….seis balas….

 

 

 

“O opressor carrega em si sua própria destruição”

 

 

 

 

Quem escreve no Cultura Sem Juízo hoje é a socióloga Ana Liesi Thurler. Com
base em um fato triste e real, ocorrido no interior do Rio Grande do Sul, nos anos 80,
Ana fala da opressão de gênero que permanece até os dias atuais, que se reproduz em mais violência. Escrito em
homenagem aos  “Dezesseis dias
internacionais de ativismo pelo fim da violência contra a mulher”.

 

 

SEIS BALAS –   Ana Liési Thurler*

 

Para Cecília, que me permitiu
anunciar a esperança de uma  sociedade
sem opressores, nem oprimidas.

 

“Em sua infância,
comprimiram seu corpo, seu coração, seu espírito, num espartilho de princípios
e interdições. Ensinaram-na a apertar ela mesma, com firmeza os cordões.
Subsistia nela uma mulher corajosa e arrebatada; mas contrafeita, mutilada e
estranha a si própria.”

Simone
de Beauvoir
, em Uma morte tão suave

 

 

O telefone estridente me trouxe a notícia que escandalizou a cidade e
estarreceu a família. Só sei que me deu esperança. Uma ordem que parece eterna.
Presidida por um equilíbrio perfeito, mas precário. Quem pode suspeitar que
esconde estranhos roedores em escondidos escaninhos? Até que um dia…. pois
há, felizmente um dia. Vai se gestando no silêncio, nos porões e mesmo à luz
mais meridiana. Vai se fazendo esse dia. O velho se rompe e a ordem desaba. O
equilíbrio frágil se esfacela. Há, felizmente, um dia. Às vésperas do século
XXI, Gil espreitava Godot: “ET e todos os santos, valei-nos, livrai-nos deste
tempo escuro.”

Cecília explorada, esquiva, esperando Godot. A vida inteira Cecília esteve
exposta a constantes apelos. O pó em todos os cantos, o bolo esfarelado sobre a
toalha estampada, o vestido esgarçado, as crianças sempre esfomeadas… uma
esganação. Espinafres, espigas de milho, ovos estrelados. Tanto esforço! Um
esfregar sem fim: pernas de criança, vidraças de janela, chão de cozinha.

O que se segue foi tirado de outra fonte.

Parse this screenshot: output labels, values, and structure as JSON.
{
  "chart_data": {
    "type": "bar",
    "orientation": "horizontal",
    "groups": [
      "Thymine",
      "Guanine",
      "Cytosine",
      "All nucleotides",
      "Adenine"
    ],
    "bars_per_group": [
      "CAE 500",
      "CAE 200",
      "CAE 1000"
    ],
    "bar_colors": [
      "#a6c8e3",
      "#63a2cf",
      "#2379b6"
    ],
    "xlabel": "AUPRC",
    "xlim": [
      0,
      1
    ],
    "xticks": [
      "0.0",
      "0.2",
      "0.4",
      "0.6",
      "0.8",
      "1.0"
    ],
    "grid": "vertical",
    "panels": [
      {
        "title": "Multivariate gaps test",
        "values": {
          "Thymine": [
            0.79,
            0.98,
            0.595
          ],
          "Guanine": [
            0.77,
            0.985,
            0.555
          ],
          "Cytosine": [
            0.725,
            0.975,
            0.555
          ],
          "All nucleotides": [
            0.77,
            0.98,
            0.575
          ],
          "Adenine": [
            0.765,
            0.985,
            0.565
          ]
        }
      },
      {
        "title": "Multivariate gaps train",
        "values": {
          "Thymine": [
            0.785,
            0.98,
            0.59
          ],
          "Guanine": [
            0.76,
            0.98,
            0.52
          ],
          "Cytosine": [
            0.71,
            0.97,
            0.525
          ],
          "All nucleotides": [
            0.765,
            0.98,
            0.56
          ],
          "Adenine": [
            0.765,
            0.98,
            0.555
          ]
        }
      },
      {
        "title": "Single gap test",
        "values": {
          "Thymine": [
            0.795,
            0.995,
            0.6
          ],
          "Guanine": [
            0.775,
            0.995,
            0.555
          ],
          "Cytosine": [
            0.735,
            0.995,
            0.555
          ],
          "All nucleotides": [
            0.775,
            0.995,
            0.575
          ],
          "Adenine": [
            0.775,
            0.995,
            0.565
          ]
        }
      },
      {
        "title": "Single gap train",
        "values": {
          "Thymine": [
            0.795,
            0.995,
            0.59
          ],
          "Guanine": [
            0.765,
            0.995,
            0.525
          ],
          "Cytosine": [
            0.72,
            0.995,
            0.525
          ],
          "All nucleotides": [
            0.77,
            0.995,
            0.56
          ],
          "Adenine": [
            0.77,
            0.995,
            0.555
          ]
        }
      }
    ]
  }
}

Dele
Cecília passou a detestar até os menores gestos. Cada um dizia do tamanho, da
força e do poder de José.

Incomodava-a quando ele tomava chimarrão na varanda, escarrapachando-se na
espreguiçadeira. Fazia escudo com suas panelas e atrás delas de escondia.
Buscava proteção do olhar que queria esquadrinhar seus porões. Da palavra que
queria escarafunchar sua alma. – Agora, não ! Agora precisava estar atenta para
o leite não derramar, para o feijão não queimar. Entre escumadeiras,
espanadores, escovas, ela passou a vida. A espuma no tanque nunca engoliu a montanha
de roupas. Não tinha escapatória: se uma criança espirrava, lá vinha um
esbregue…. “tu não cuida dessas crianças!” E humilhações e espancamentos. A
mulher, mão-de-obra doméstica gratuita. Reprodutora. O corpo carregando todas
as marcas. Dos hematomas às estrias, às varizes. A alma carregando tantas
marcas, tantas sombras….

O inverno contaminou todas as estações e sua vida mergulhada em neblinas.
Um esfriamento tomara conta dela. Inútil achegar-se ao fogão a lenha. O
encolhimento da mulher é o preço da estabilidade dessa ordem, que se quer
intocável. “A vida é assim mesmo”…. dizia lembrando a mãe, Luiza, imagem de
mulher. Cecília tantas Marias. Na minha memória mais distante, lá está a mãe de
Cecília, como um duende sem jamais deixar de fazer prognósticos sombrios. Em
todas as suas palavras estava entredito: não há óculos cor-de-rosa que esconda
a maldade e a feiúra do mundo. Um coração amargurado abrigava os princípios
rígidos que defendia.

Essa genealogia feminina Luiza se curvara a todos os padrões que a
esmagavam, como esmagaram sua mãe Antonia, sua avó Francisca. E Luiza
acreditava ser sua missão passar esses padrões para suas filhas. Na escola da
obediência, quem estrilaria? – Vida de mulher é assim mesmo, não tem nada que
reclamar! – Homem é diferente: homem é homem !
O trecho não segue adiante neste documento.